Only specially trained responders may clean up or dispose of the oil. Volunteers will not be assigned to oil-touching activities. Individuals must be trained to rescue and care for the injured wildlife. Unauthorized individuals can, even with the best of intentions, harm irreparably the affected animals, some species of which are not accustomed to any kind of human interaction.
While there are limited opportunities now, both conservation and human services needs continue to emerge.
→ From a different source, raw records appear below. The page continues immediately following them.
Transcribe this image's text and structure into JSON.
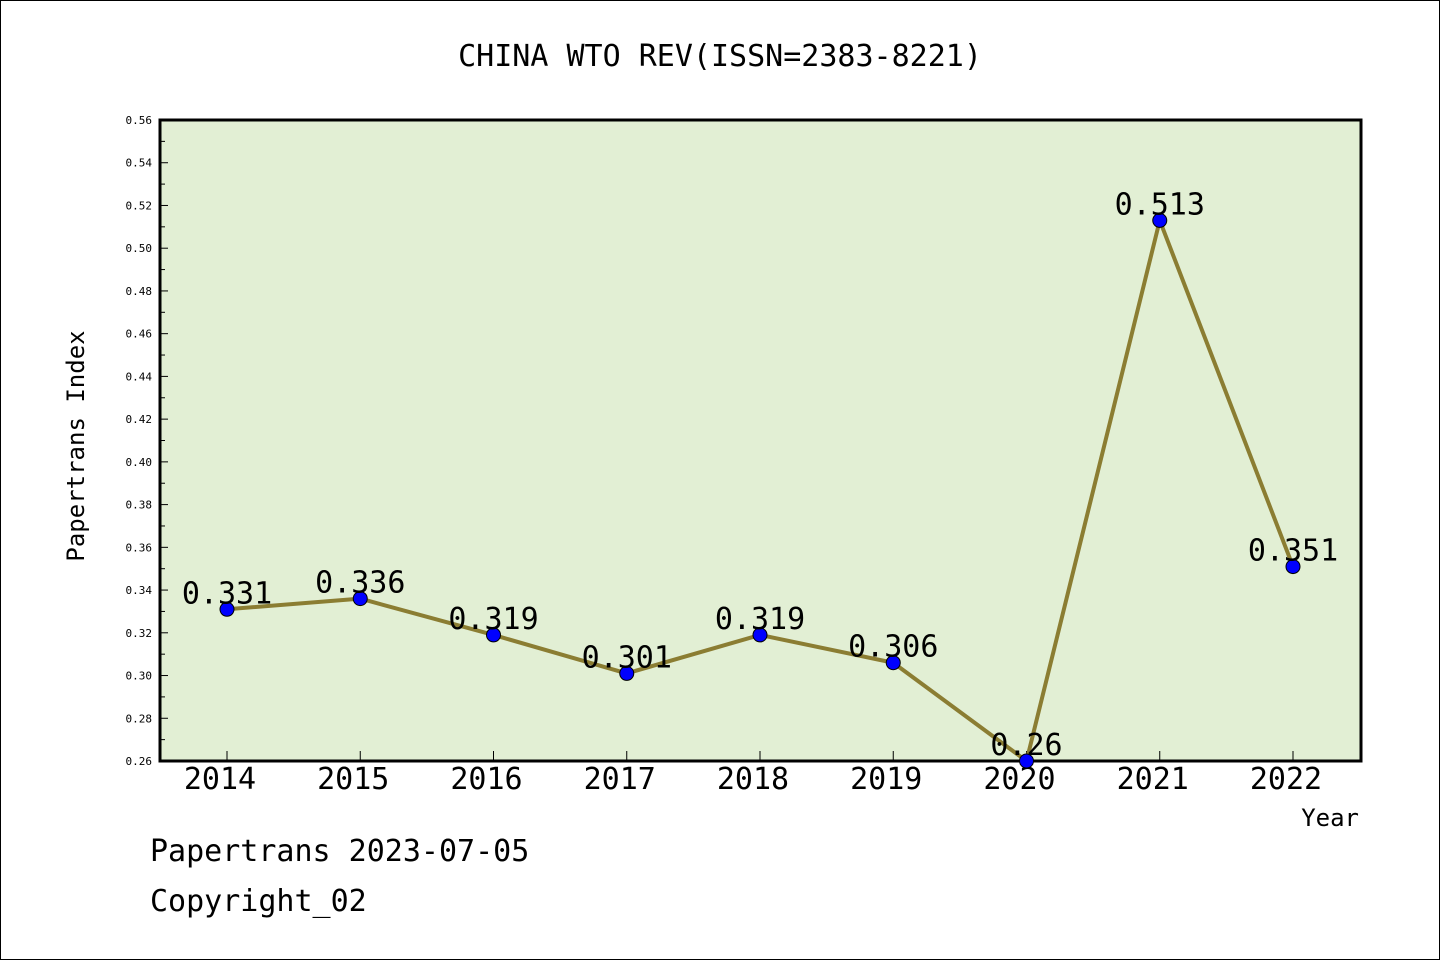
{
  "chart_data": {
    "type": "line",
    "title": "CHINA WTO REV(ISSN=2383-8221)",
    "xlabel": "Year",
    "ylabel": "Papertrans Index",
    "categories": [
      "2014",
      "2015",
      "2016",
      "2017",
      "2018",
      "2019",
      "2020",
      "2021",
      "2022"
    ],
    "values": [
      0.331,
      0.336,
      0.319,
      0.301,
      0.319,
      0.306,
      0.26,
      0.513,
      0.351
    ],
    "data_labels": [
      "0.331",
      "0.336",
      "0.319",
      "0.301",
      "0.319",
      "0.306",
      "0.26",
      "0.513",
      "0.351"
    ],
    "ylim": [
      0.26,
      0.56
    ],
    "yticks": [
      "0.26",
      "0.28",
      "0.30",
      "0.32",
      "0.34",
      "0.36",
      "0.38",
      "0.40",
      "0.42",
      "0.44",
      "0.46",
      "0.48",
      "0.50",
      "0.52",
      "0.54",
      "0.56"
    ],
    "grid": false,
    "colors": {
      "plot_background": "#e2efd4",
      "line": "#8b7d32",
      "marker": "#0000ff"
    }
  },
  "footer": {
    "line1": "Papertrans 2023-07-05",
    "line2": "Copyright_02"
  }
}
Nonprofits and faith-based organizations are continuing to identify roles for volunteers to meet these needs.
Possible roles for volunteers might include:
- Shoreline monitor
- Donations management
- Food bank sorting and packing
- Case management
- Wildlife marker/sitter
- Facility and site maintenance
- Transportation assistant
- Administrative and support
- Pre-impact beach cleanup
- Positions at the command post or volunteer reception center
- Light construction
A number of other organizations have also set up websites or hotlines for volunteers.
The U.S. Fish and Wildlife Service has several useful numbers:
- To report oiled or injured wildlife: 866-557-1401
- To report claims related to damages: 800-440-0858
- To volunteer: 866-448-5816
Oilspillvolunteers.com is a central clearing house for volunteers to sign up with various groups and organizations that are already established in efforts.
The Coalition to Restore Coastal Louisiana is collecting information for volunteers on their website, lagulfrepsonse.com, and the National Wildlife Federation is looking for volunteers for Gulf coast surveillance teams.
The teams will be responsible for the daily monitoring of a specific geographic area of coastline expected to see impacts from the oil spill. The volunteers will:
- Make daily tours of key wildlife and coastal sites.
- Help locate and identify oiled and otherwise injured wildlife and notify trained rescue teams.
- Help report on the arrival of signs of the oil spill to new (previously unaffected) areas in the Gulf region.
- Support wildlife and environmental agencies on understanding the timing and movements of oil along the entire Gulf Coast.
The Gulf Coast extends over an area of approximately 1,500 miles without bays, inlets and wetland communities. When these are added in, there is almost 10,000 miles of land and water to be watched for oil.